Malta Unitary state


History and trends

Malta is a parliamentary republic. It gained independence from the British Empire in 1964 and became a republic 10 years later. Its constitution was adopted in July 1964, and amended in December 1974 and January 1987.

The House of Representatives (Kamra tad-Deputati) is a unicameral parliament. Its 65 members are elected for a five-year term. Parliament has the power to make laws “for the peace, order and good government of Malta” (article 65 of the constitution).

According to the constitution, local councils are the only local government entities and are subordinate to the republic itself.

The Maltese archipelago consists of four islands – Malta, Gozo, Comino and Filfla. It stands at a strategically important position in the central Mediterranean, around 100 km from Sicily, 300 km from Cap Bon, and half-way between Gibraltar and the Suez Canal.

Malta experienced a steady wave of emigration throughout the 19th century, especially to the United Kingdom, the United States and Australia.

Malta was granted self-government in 1947, but this decision was repealed in 1959. Malta did not become a member of the Commonwealth until after the February 1962 elections, which were won by the conservative Nationalist Party. In the aftermath of the vote, prime minister George Borg Olivier demanded that Malta become an independent state within the Commonwealth (August 1962). A referendum was held in May 1964, and Malta gained independence on 21 September 1964.

Malta became a republic in December 1974.

Local level :

Prior to 1993, there were no local councils (or localities) in Malta. This situation changed with the adoption of the Local Councils Act in that same year, when 68 local councils were created.

Since 1993, Malta has been subdivided into 68 elected local councils (kunsill lokali), also known as localities. In 2009, councils were grouped into 5 regions (reġjuni). There are 54 local councils on the island of Malta and 14 on the island of Gozo.

Malta’s local councils were re-baptised by the Local Government Reform Act of 6 October 2009. Local councils are responsible for managing and delivering a limited number of specific services locally.

The Local Councils Act was amended in 2009 by the Local Government Reform Act (Act XVI of 2009). The reform created five regional committees, one for each of the country’s five regions (article 37A(1) of the Local Councils Act). The regional committees’ remits are determined by regulation by the minister responsible for local government (Minister for Home and Parliamentary Affairs), after consulting the Local Councils’ Association.

Local councils within the same region may authorise the regional committee to exercise the powers normally entrusted to them, provided that this decision is taken unanimously. To date, the local law enforcement system and street lighting have been devolved to the regional committees. There are also plans to transfer the management of regional libraries to the committees.

The regional committees have the power to pass regulations for the purpose of fulfilling their duties. And, for the first time, they now have administrative committees. The regional councils are recognised legal entities, are chaired by a regional president, and are duty-bound to fulfil the mandate devolved or delegated to them by ministerial order.
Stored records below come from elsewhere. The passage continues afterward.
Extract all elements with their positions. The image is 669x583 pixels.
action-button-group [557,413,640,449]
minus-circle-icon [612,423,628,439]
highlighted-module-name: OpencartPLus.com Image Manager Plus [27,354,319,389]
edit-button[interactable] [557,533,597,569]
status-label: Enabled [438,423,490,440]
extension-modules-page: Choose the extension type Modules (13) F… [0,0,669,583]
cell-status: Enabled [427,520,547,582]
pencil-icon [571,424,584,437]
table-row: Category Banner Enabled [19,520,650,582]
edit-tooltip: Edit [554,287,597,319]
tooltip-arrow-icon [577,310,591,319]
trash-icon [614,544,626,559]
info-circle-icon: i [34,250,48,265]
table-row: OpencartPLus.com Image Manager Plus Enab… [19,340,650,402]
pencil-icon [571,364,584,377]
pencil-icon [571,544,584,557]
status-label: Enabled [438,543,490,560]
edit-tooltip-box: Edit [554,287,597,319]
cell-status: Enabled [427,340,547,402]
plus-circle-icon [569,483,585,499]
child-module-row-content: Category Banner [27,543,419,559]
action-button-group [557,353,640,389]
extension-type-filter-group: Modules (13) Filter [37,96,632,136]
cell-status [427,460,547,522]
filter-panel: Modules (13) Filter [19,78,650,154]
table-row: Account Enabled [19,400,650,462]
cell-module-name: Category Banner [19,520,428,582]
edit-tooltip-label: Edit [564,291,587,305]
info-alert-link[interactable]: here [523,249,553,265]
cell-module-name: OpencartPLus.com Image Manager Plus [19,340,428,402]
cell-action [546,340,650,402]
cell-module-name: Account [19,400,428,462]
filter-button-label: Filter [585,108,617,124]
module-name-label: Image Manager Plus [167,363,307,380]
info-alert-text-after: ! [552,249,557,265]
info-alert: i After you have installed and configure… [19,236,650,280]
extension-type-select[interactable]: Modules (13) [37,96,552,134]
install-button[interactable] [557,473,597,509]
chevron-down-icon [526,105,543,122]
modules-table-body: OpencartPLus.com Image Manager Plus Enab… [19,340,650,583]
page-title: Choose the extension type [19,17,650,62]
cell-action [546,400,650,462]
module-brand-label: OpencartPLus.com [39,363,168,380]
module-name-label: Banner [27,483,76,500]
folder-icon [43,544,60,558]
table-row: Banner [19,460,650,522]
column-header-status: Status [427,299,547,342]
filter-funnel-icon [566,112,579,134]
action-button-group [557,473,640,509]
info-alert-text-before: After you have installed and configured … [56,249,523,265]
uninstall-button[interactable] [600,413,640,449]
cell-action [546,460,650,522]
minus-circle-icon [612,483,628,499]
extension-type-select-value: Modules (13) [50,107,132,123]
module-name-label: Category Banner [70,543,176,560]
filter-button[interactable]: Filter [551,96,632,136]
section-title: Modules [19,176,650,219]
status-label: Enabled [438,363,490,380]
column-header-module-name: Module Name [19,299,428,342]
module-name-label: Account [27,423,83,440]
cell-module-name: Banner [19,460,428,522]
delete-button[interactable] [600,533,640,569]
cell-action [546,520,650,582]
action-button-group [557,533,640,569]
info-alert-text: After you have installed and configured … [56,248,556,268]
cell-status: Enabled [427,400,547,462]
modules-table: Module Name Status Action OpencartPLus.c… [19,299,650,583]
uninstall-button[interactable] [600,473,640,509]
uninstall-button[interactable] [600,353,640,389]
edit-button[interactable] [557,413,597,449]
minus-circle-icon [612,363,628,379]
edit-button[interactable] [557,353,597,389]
The new amendments to the constitution created the following five regions: Gozo Region, Northern Region, Central Region, South Eastern Region, and Southern region.
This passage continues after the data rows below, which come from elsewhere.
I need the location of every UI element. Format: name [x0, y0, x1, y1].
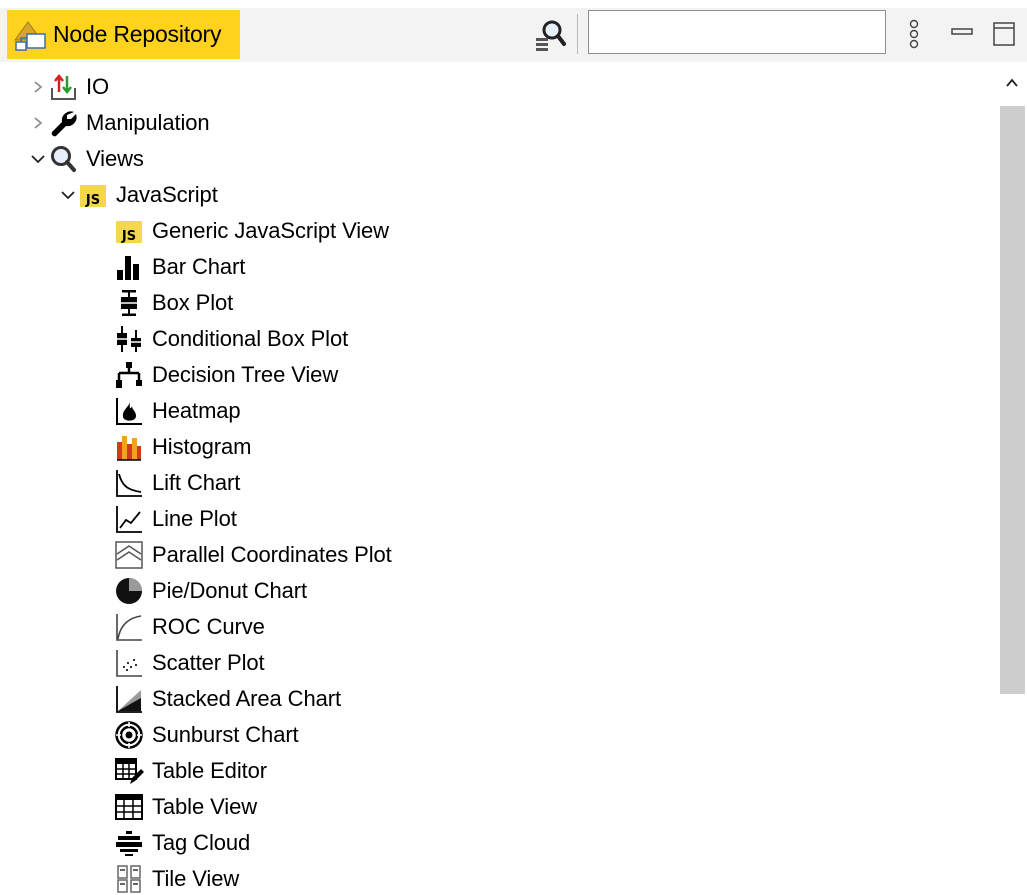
tree-label: Views: [86, 146, 144, 171]
chevron-up-icon[interactable]: [1004, 76, 1020, 90]
histogram-icon: [117, 436, 141, 461]
tree-item-bar-chart[interactable]: Bar Chart: [114, 249, 245, 285]
javascript-icon: JS: [116, 221, 142, 244]
view-menu-icon[interactable]: [906, 16, 922, 54]
tree-item-roc-curve[interactable]: ROC Curve: [114, 609, 265, 645]
io-icon: [51, 73, 76, 100]
tree-item-decision-tree-view[interactable]: Decision Tree View: [114, 357, 338, 393]
tree-label: ROC Curve: [152, 614, 265, 639]
tree-label: Conditional Box Plot: [152, 326, 349, 351]
tree-item-line-plot[interactable]: Line Plot: [114, 501, 237, 537]
line-plot-icon: [116, 506, 142, 533]
tree-label: Pie/Donut Chart: [152, 578, 308, 603]
tree-label: Table Editor: [152, 758, 267, 783]
search-node-icon[interactable]: [530, 18, 570, 52]
tree-label: Parallel Coordinates Plot: [152, 542, 392, 567]
tag-cloud-icon: [116, 831, 142, 856]
tree-item-table-view[interactable]: Table View: [114, 789, 257, 825]
tile-view-icon: [117, 865, 141, 893]
tree-label: IO: [86, 74, 110, 99]
box-plot-icon: [121, 290, 137, 316]
tree-item-table-editor[interactable]: Table Editor: [114, 753, 267, 789]
tree-item-parallel-coordinates-plot[interactable]: Parallel Coordinates Plot: [114, 537, 392, 573]
wrench-icon: [51, 111, 77, 137]
table-view-icon: [115, 794, 143, 820]
tree-label: Generic JavaScript View: [152, 218, 389, 243]
chevron-down-icon[interactable]: [58, 185, 78, 205]
tab-node-repository[interactable]: Node Repository: [7, 10, 240, 59]
view-toolbar: Node Repository: [0, 0, 1027, 62]
tree-item-io[interactable]: IO: [28, 69, 109, 105]
tree-label: Histogram: [152, 434, 252, 459]
lift-chart-icon: [116, 470, 142, 497]
tree-label: JavaScript: [116, 182, 218, 207]
table-editor-icon: [115, 758, 144, 784]
tree-item-tag-cloud[interactable]: Tag Cloud: [114, 825, 250, 861]
tree-item-javascript[interactable]: JS JavaScript: [58, 177, 218, 213]
decision-tree-icon: [116, 362, 142, 388]
tree-label: Bar Chart: [152, 254, 246, 279]
node-tree: IO Manipulation Views JS JavaScript JS G…: [0, 66, 995, 895]
tree-item-lift-chart[interactable]: Lift Chart: [114, 465, 240, 501]
tree-label: Lift Chart: [152, 470, 241, 495]
tree-label: Tile View: [152, 866, 240, 891]
parallel-coordinates-icon: [115, 541, 143, 569]
minimize-icon[interactable]: [950, 16, 974, 46]
tree-label: Heatmap: [152, 398, 241, 423]
pie-chart-icon: [116, 578, 142, 604]
tree-item-heatmap[interactable]: Heatmap: [114, 393, 241, 429]
tree-label: Stacked Area Chart: [152, 686, 341, 711]
javascript-icon: JS: [80, 185, 106, 208]
scatter-plot-icon: [116, 650, 142, 677]
toolbar-top-border: [0, 0, 1027, 8]
tree-label: Table View: [152, 794, 257, 819]
chevron-down-icon[interactable]: [28, 149, 48, 169]
conditional-box-plot-icon: [117, 326, 141, 352]
maximize-icon[interactable]: [991, 20, 1017, 48]
magnifier-icon: [51, 146, 76, 172]
toolbar-separator: [577, 14, 578, 54]
tree-label: Box Plot: [152, 290, 234, 315]
svg-text:JS: JS: [121, 229, 136, 244]
tree-item-stacked-area-chart[interactable]: Stacked Area Chart: [114, 681, 341, 717]
tree-label: Manipulation: [86, 110, 210, 135]
bar-chart-icon: [117, 256, 139, 280]
tree-item-conditional-box-plot[interactable]: Conditional Box Plot: [114, 321, 348, 357]
tab-label: Node Repository: [53, 21, 222, 47]
tree-item-views[interactable]: Views: [28, 141, 144, 177]
tree-item-pie-donut-chart[interactable]: Pie/Donut Chart: [114, 573, 307, 609]
chevron-right-icon[interactable]: [28, 113, 48, 133]
roc-curve-icon: [116, 614, 142, 641]
vertical-scrollbar[interactable]: [998, 66, 1027, 895]
tree-label: Decision Tree View: [152, 362, 339, 387]
tree-label: Scatter Plot: [152, 650, 265, 675]
tree-label: Sunburst Chart: [152, 722, 299, 747]
heatmap-icon: [116, 398, 142, 425]
tree-item-scatter-plot[interactable]: Scatter Plot: [114, 645, 265, 681]
tree-item-generic-javascript-view[interactable]: JS Generic JavaScript View: [114, 213, 389, 249]
tree-item-tile-view[interactable]: Tile View: [114, 861, 239, 895]
search-input[interactable]: [588, 10, 886, 54]
tree-item-sunburst-chart[interactable]: Sunburst Chart: [114, 717, 299, 753]
node-repository-icon: [14, 20, 46, 51]
stacked-area-icon: [116, 686, 142, 713]
chevron-right-icon[interactable]: [28, 77, 48, 97]
sunburst-icon: [115, 721, 143, 749]
scrollbar-thumb[interactable]: [1000, 106, 1025, 694]
tree-item-box-plot[interactable]: Box Plot: [114, 285, 233, 321]
tree-item-histogram[interactable]: Histogram: [114, 429, 251, 465]
svg-text:JS: JS: [85, 193, 100, 208]
tree-item-manipulation[interactable]: Manipulation: [28, 105, 210, 141]
tree-label: Line Plot: [152, 506, 237, 531]
tree-label: Tag Cloud: [152, 830, 251, 855]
The constitution was adopted in 1964 and amended in 2001 to include a local government system. These 2001 amendments included the addition of a new chapter (Chapter XA) enshrining the local council system as follows (article 115A): “The State shall adopt a system of local government whereby the territory of Malta shall be divided into such number of localities as may by law be from time to time determined, each locality to be administered by a Local Council elected by the residents of the locality and established and operating in terms of such law as may from time to time be in force.”

The 1993 Local Councils Act, modelled on the European Charter of Local Self-Government, defines local councils as local authorities.

The local councils have limited fiscal autonomy. They cannot levy local taxes, and they receive no tax revenues from the state under a revenue-sharing arrangement. Most of the funding for Malta’s local councils comes directly from central government transfers (79.9% in the 2005/2006 financial year). The local councils also collect revenues from public service users, as well as from investments and fines for contravention of the law.

In 2005, subnational public spending accounted for 0.6% of GDP and 1.4% of total public expenditures – the lowest percentages in the European Union.